The number of postoperative adjuvant chemotherapy is usually 4-6 times. 4 times of intravenous chemotherapy for lung cancer are generally recommended, and 6 times of intravenous chemotherapy for gastrointestinal tumors are recommended. For breast cancer, if the AC-TH regimen is used, chemotherapy is generally 8 chemotherapy sessions, and malignant lymphoma is also mostly 8 chemotherapy sessions. The number of times can be adjusted according to the patient's condition and tolerance.
If the doctor has recommended a specific course of chemotherapy, it is not recommended to stop it without reason.

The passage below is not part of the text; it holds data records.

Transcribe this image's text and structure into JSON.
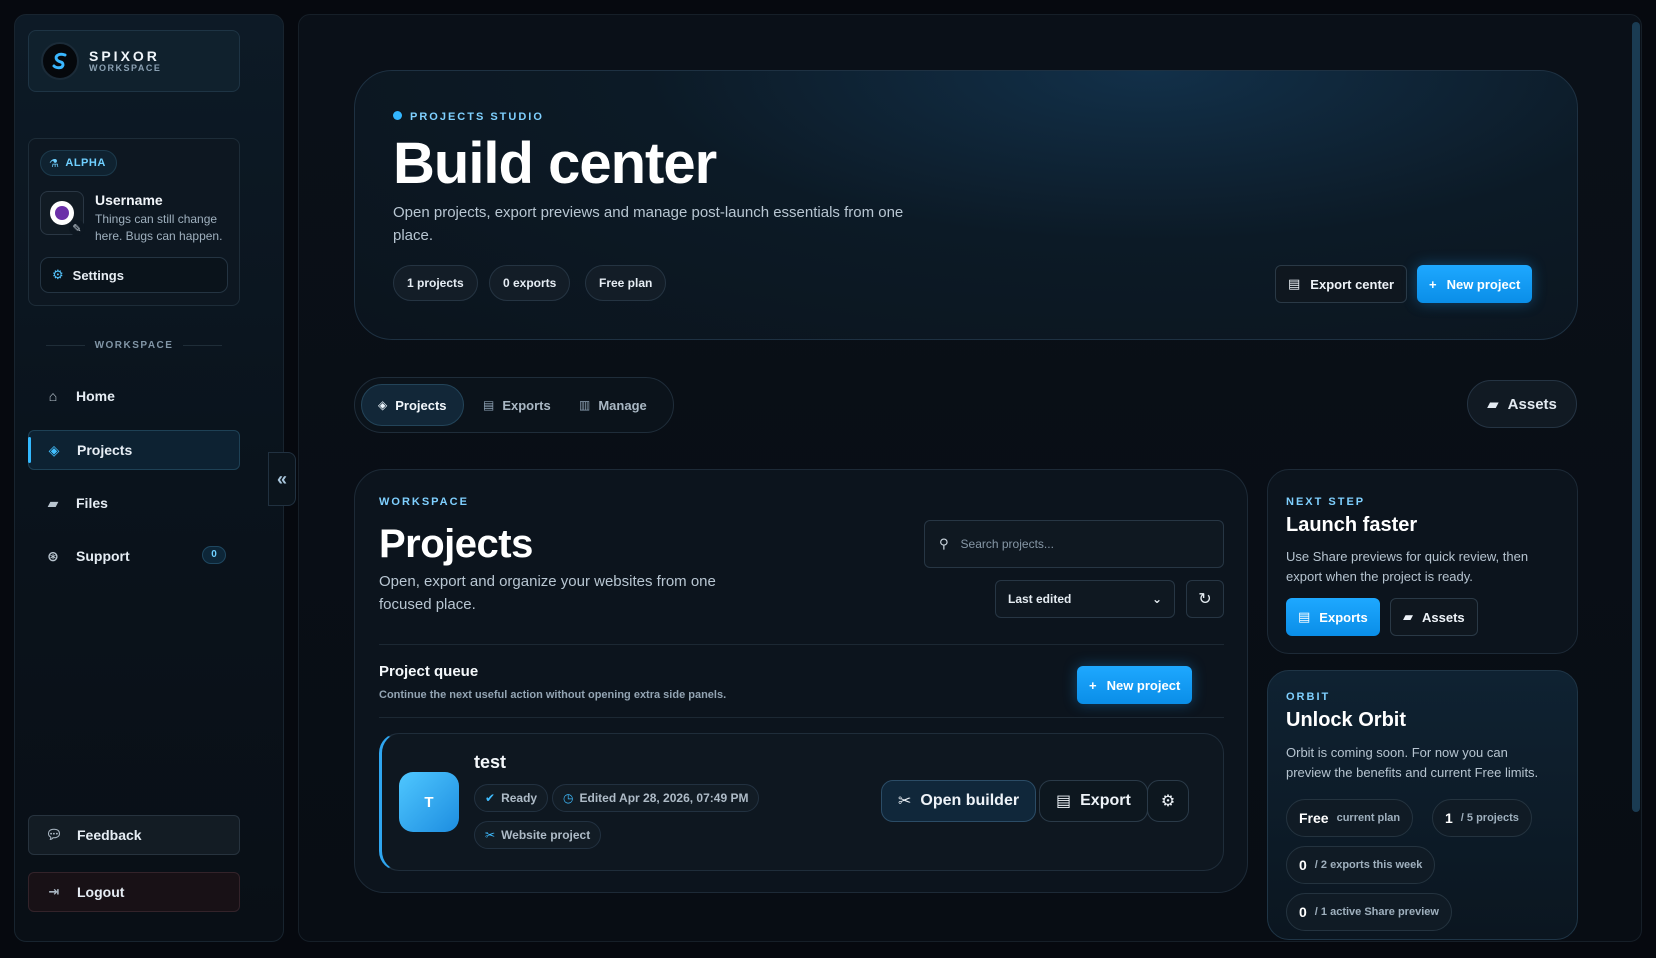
{
  "brand": {
    "name": "SPIXOR",
    "sub": "WORKSPACE"
  },
  "user": {
    "badge": "ALPHA",
    "name": "Username",
    "note": "Things can still change here. Bugs can happen.",
    "settings_label": "Settings"
  },
  "sidebar": {
    "section_label": "WORKSPACE",
    "items": [
      {
        "label": "Home",
        "icon": "home-icon"
      },
      {
        "label": "Projects",
        "icon": "layers-icon",
        "active": true
      },
      {
        "label": "Files",
        "icon": "folder-icon"
      },
      {
        "label": "Support",
        "icon": "lifebuoy-icon",
        "count": "0"
      }
    ],
    "feedback_label": "Feedback",
    "logout_label": "Logout"
  },
  "hero": {
    "eyebrow": "PROJECTS STUDIO",
    "title": "Build center",
    "description": "Open projects, export previews and manage post-launch essentials from one place.",
    "pills": [
      "1  projects",
      "0  exports",
      "Free  plan"
    ],
    "export_center_label": "Export center",
    "new_project_label": "New project"
  },
  "tabs": [
    {
      "label": "Projects",
      "active": true
    },
    {
      "label": "Exports"
    },
    {
      "label": "Manage"
    }
  ],
  "assets_label": "Assets",
  "projects": {
    "eyebrow": "WORKSPACE",
    "title": "Projects",
    "description": "Open, export and organize your websites from one focused place.",
    "search_placeholder": "Search projects...",
    "sort_selected": "Last edited",
    "queue_title": "Project queue",
    "queue_subtitle": "Continue the next useful action without opening extra side panels.",
    "new_project_label": "New project",
    "items": [
      {
        "initial": "T",
        "name": "test",
        "status": "Ready",
        "edited": "Edited Apr 28, 2026, 07:49 PM",
        "type": "Website project",
        "open_label": "Open builder",
        "export_label": "Export"
      }
    ]
  },
  "next_step": {
    "eyebrow": "NEXT STEP",
    "title": "Launch faster",
    "description": "Use Share previews for quick review, then export when the project is ready.",
    "exports_label": "Exports",
    "assets_label": "Assets"
  },
  "orbit": {
    "eyebrow": "ORBIT",
    "title": "Unlock Orbit",
    "description": "Orbit is coming soon. For now you can preview the benefits and current Free limits.",
    "stats": [
      {
        "value": "Free",
        "label": "current plan"
      },
      {
        "value": "1",
        "label": "/ 5 projects"
      },
      {
        "value": "0",
        "label": "/ 2 exports this week"
      },
      {
        "value": "0",
        "label": "/ 1 active Share preview"
      }
    ]
  },
  "colors": {
    "accent": "#1ea8ff",
    "background": "#06090f"
  }
}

Assuming that chemotherapy destroys 50% of the tumor cells each time, then, ideally, after the first course, there are still 50% of the tumor cells left, after the second course, there are 25% left, and after the third course125, the fourth 625%..The last remaining trace of cancer cells can be eliminated by the autoimmune system. If chemotherapy is stopped for no reason, there are too many remaining cancer cells that cannot be eliminated by the immune system, which greatly reduces the effectiveness of prevention**.
02.Targeting**
Targeted for tumor prevention. Depending on the patient's risk level, the length of time to take the drug varies. Medium-risk people generally need to eat for one year, and high-risk people may need to eat for three years.

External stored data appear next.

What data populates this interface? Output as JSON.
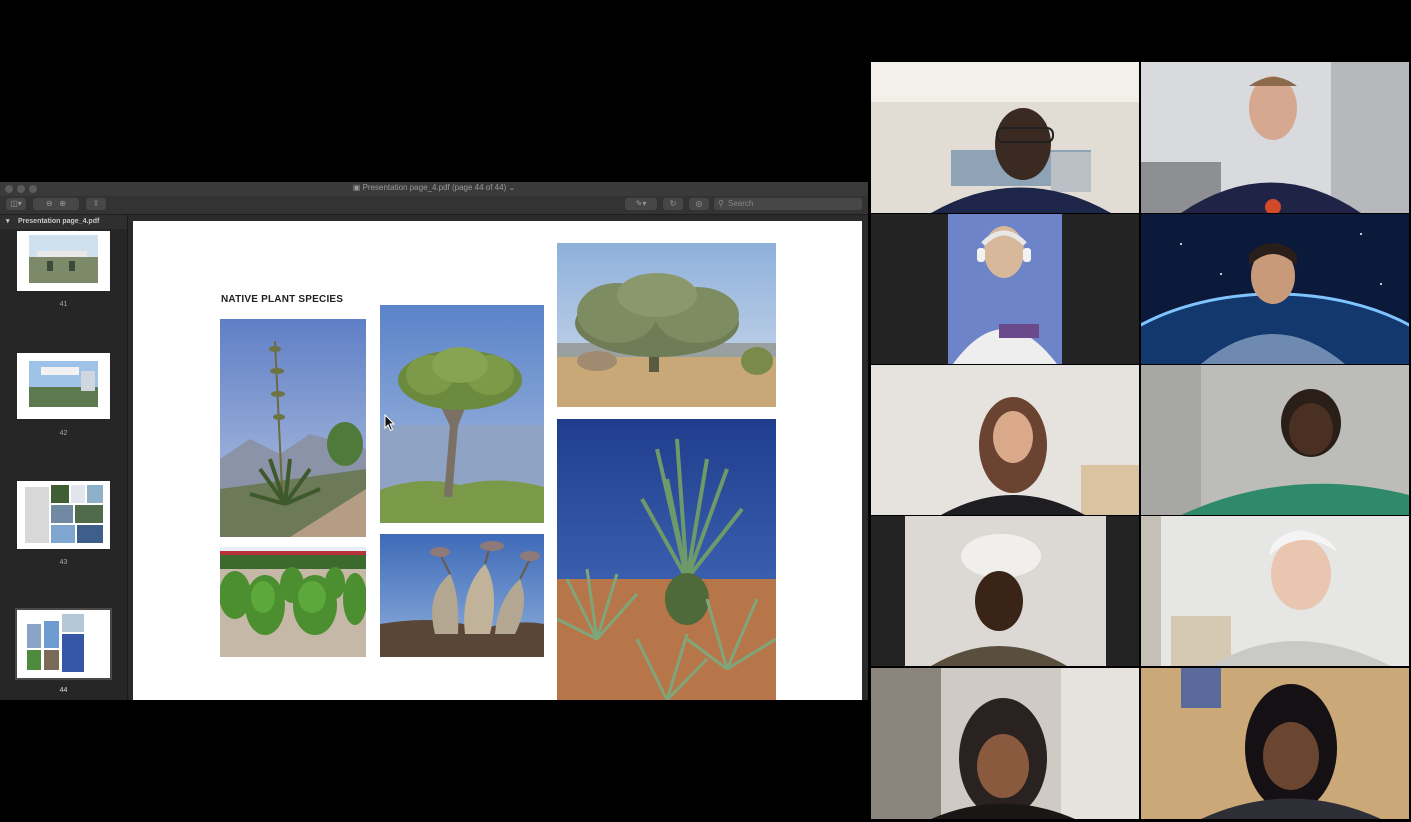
{
  "preview_window": {
    "title": "Presentation page_4.pdf (page 44 of 44)",
    "search_placeholder": "Search",
    "sidebar": {
      "document_name": "Presentation page_4.pdf",
      "thumbnails": [
        {
          "page": "41"
        },
        {
          "page": "42"
        },
        {
          "page": "43"
        },
        {
          "page": "44",
          "selected": true
        }
      ]
    },
    "slide": {
      "title": "NATIVE PLANT SPECIES",
      "photos": [
        "agave-flower-photo",
        "dragon-tree-photo",
        "candelabra-euphorbia-photo",
        "round-shrubs-photo",
        "bottle-tree-photo",
        "sansevieria-agave-photo"
      ]
    }
  },
  "video_grid": {
    "participants": 10,
    "background_color": "#232323"
  }
}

The specific length of taking the drug should be judged comprehensively according to the type of tumor and the patient's condition. If the patient wishes to stop taking the drug, it is important to communicate with the treating physician first. Because after the patient who targets ** is completely remissiond, the mutation is still there, and if the drug is stopped without authorization, the lesion may appear again, resulting in **.
03.Immunization**
At present, once PD-1 PD-L1 immunization** takes effect, it is not recommended to discontinue the drug at will. Guidelines at home and abroad clearly point out that after **sex** (such as surgery, concurrent chemoradiotherapy, etc.), when PD-1 PD-L1 is used as an adjuvant**, the use time is 1 year.